L'e-politesse dans les courriels en français et en japonais

Présentation de l’œuvre par son éditeur : Cet ouvrage, unique en son genre, traite des rituels de politesse privilégiés en français et en japonais en contexte électronique. Il apporte un éclairage inédit sur l’évolution des pratiques communicatives mises en œuvre par les cyberscripteurs dans leurs e-mails, qu’il met en regard avec des paramètres culturels, relationnels et générationnels. En ce sens, il déconstruit l’illusion d’uniformité des pratiques communicatives que peut générer l’usage quotidien et partagé d’une même technologie, le courrier électronique.

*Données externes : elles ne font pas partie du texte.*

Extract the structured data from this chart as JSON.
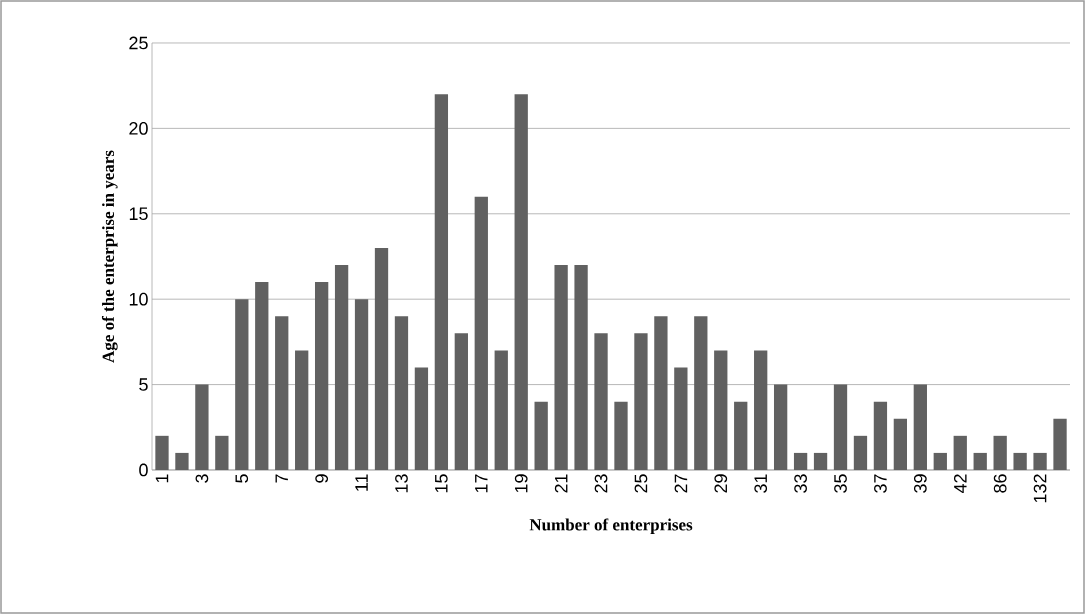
{
  "chart_data": {
    "type": "bar",
    "xlabel": "Number of enterprises",
    "ylabel": "Age of the enterprise in years",
    "categories": [
      "1",
      null,
      "3",
      null,
      "5",
      null,
      "7",
      null,
      "9",
      null,
      "11",
      null,
      "13",
      null,
      "15",
      null,
      "17",
      null,
      "19",
      null,
      "21",
      null,
      "23",
      null,
      "25",
      null,
      "27",
      null,
      "29",
      null,
      "31",
      null,
      "33",
      null,
      "35",
      null,
      "37",
      null,
      "39",
      null,
      "42",
      null,
      "86",
      null,
      "132",
      null
    ],
    "values": [
      2,
      1,
      5,
      2,
      10,
      11,
      9,
      7,
      11,
      12,
      10,
      13,
      9,
      6,
      22,
      8,
      16,
      7,
      22,
      4,
      12,
      12,
      8,
      4,
      8,
      9,
      6,
      9,
      7,
      4,
      7,
      5,
      1,
      1,
      5,
      2,
      4,
      3,
      5,
      1,
      2,
      1,
      2,
      1,
      1,
      3
    ],
    "color": "#616161",
    "ylim": [
      0,
      25
    ],
    "yticks": [
      0,
      5,
      10,
      15,
      20,
      25
    ],
    "grid": true
  }
}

Il constitue ainsi une aide précieuse pour qui désire mieux comprendre les règles de bonne gouvernance des relations interpersonnelles en français et en japonais. Cet effort d’explicitation compréhensive est d’autant plus nécessaire que les pratiques communicatives japonaises sont bien souvent opaques aux yeux des Français – et inversement.

La clarté et l’accessibilité de l’ouvrage en rendent la lecture agréable et aisée pour toute personne – experte ou profane – confrontée aux rencontres interculturelles dans le cadre de son travail, de ses déplacements ou d’une expatriation. La richesse et l’exigence des développements plus théoriques seront, eux, appréciés des lecteurs engagés dans une recherche académique touchant à la comparaison de langues et de cultures distantes.

 

Journal du Japon : Bonjour et merci pour votre temps. Tout d’abord, nos remerciements pour vos recherches et cet ouvrage qui nous sera bien utile pour nos futurs mails avec nos correspondants japonais. Pour commencer, pouvez-vous nous décrire votre parcours ? 

Chantal Claudel : Mon parcours est à la croisée de trois domaines de recherche : la japonologie, la didactique et la linguistique. A la suite d’une licence de langue et littérature japonaises à l’Inalco, j’ai poursuivi des études en didactique et en sciences du langage à l’université Paris 3 – Sorbonne Nouvelle. Cette formation m’a amenée à soutenir une thèse de doctorat qui traitait déjà des pratiques discursives françaises et japonaises. Mon sujet de recherche portait alors sur les manières de dire dans des interviews de presse des deux communautés.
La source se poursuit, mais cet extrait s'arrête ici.